BRUSELAS, 9 Ago. (EUROPA PRESS) – Si retrocedemos una década, la Comisión Europea instaba a España a encontrar «alternativas» a las temidas concertinas que se alzaban en las vallas de Ceuta y Melilla. Nos advertían que la vigilancia fronteriza debía ser «proporcionada» y respetar los derechos fundamentales. Pero hoy, el panorama ha cambiado radicalmente: la UE ahora discute sobre centros de retorno para migrantes en terceros países y parece dispuesta a reforzar sus fronteras exteriores con más medios «físicos, tecnológicos y humanos».
Un cambio drástico marcado por crisis
Entre esos dos momentos hay una década llena de acontecimientos. La crisis de refugiados del 2015 dejó huella, así como la utilización política de los flujos migratorios por parte de ciertos países y un creciente cuestionamiento del espacio Schengen. Todo ello ha ido acompañándose por un ascenso preocupante de fuerzas políticas de derecha e incluso ultraderecha. Las políticas europeas han girado hacia un control más estricto, acelerando retornos y fortaleciendo colaboraciones con naciones que son tanto origen como tránsito para estos migrantes.
El drama vivido en Ceuta, donde miles cruzaron desde Marruecos, volvió a poner el tema sobre la mesa. Bruselas exige ahora aplicar estas nuevas políticas migratorias “de forma plena” mientras clama por mejorar la vigilancia y establecer sistemas más eficaces. El comisario europeo de Interior, Magnus Brunner, defendió esta semana que Europa nunca ha tenido tanto control sobre la migración irregular como ahora; sin embargo, también subrayó que las imágenes desgarradoras que muestran tragedias humanas —con hasta 141 fallecidos según ONGs— deben llevarnos a extraer «las lecciones correctas».

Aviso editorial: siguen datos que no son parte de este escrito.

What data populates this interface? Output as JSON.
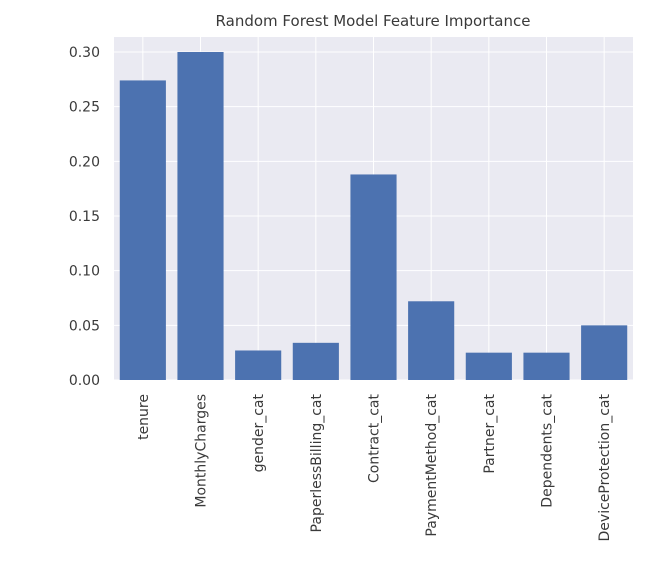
{
  "chart_data": {
    "type": "bar",
    "title": "Random Forest Model Feature Importance",
    "categories": [
      "tenure",
      "MonthlyCharges",
      "gender_cat",
      "PaperlessBilling_cat",
      "Contract_cat",
      "PaymentMethod_cat",
      "Partner_cat",
      "Dependents_cat",
      "DeviceProtection_cat"
    ],
    "values": [
      0.274,
      0.3,
      0.027,
      0.034,
      0.188,
      0.072,
      0.025,
      0.025,
      0.05
    ],
    "ylim": [
      0,
      0.31
    ],
    "yticks": [
      "0.00",
      "0.05",
      "0.10",
      "0.15",
      "0.20",
      "0.25",
      "0.30"
    ],
    "xlabel": "",
    "ylabel": "",
    "grid": true,
    "bar_color": "#4c72b0",
    "background_color": "#eaeaf2",
    "gridline_color": "#ffffff"
  }
}
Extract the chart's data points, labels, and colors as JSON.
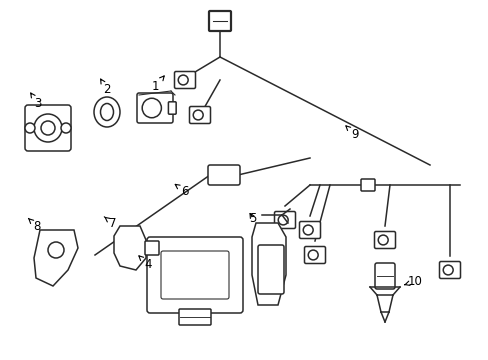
{
  "bg_color": "#ffffff",
  "line_color": "#2a2a2a",
  "figsize": [
    4.89,
    3.6
  ],
  "dpi": 100,
  "xlim": [
    0,
    489
  ],
  "ylim": [
    0,
    360
  ]
}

A su juicio, esas lecciones incluyen agilizar devoluciones y estrechar colaboraciones con terceros países. Carmen González, investigadora del Real Instituto Elcano, añade otro matiz importante: esta transformación no puede entenderse sin considerar los conflictos entre Estados miembros surgidos desde 2015 debido a cómo se gestionan los solicitantes de asilo.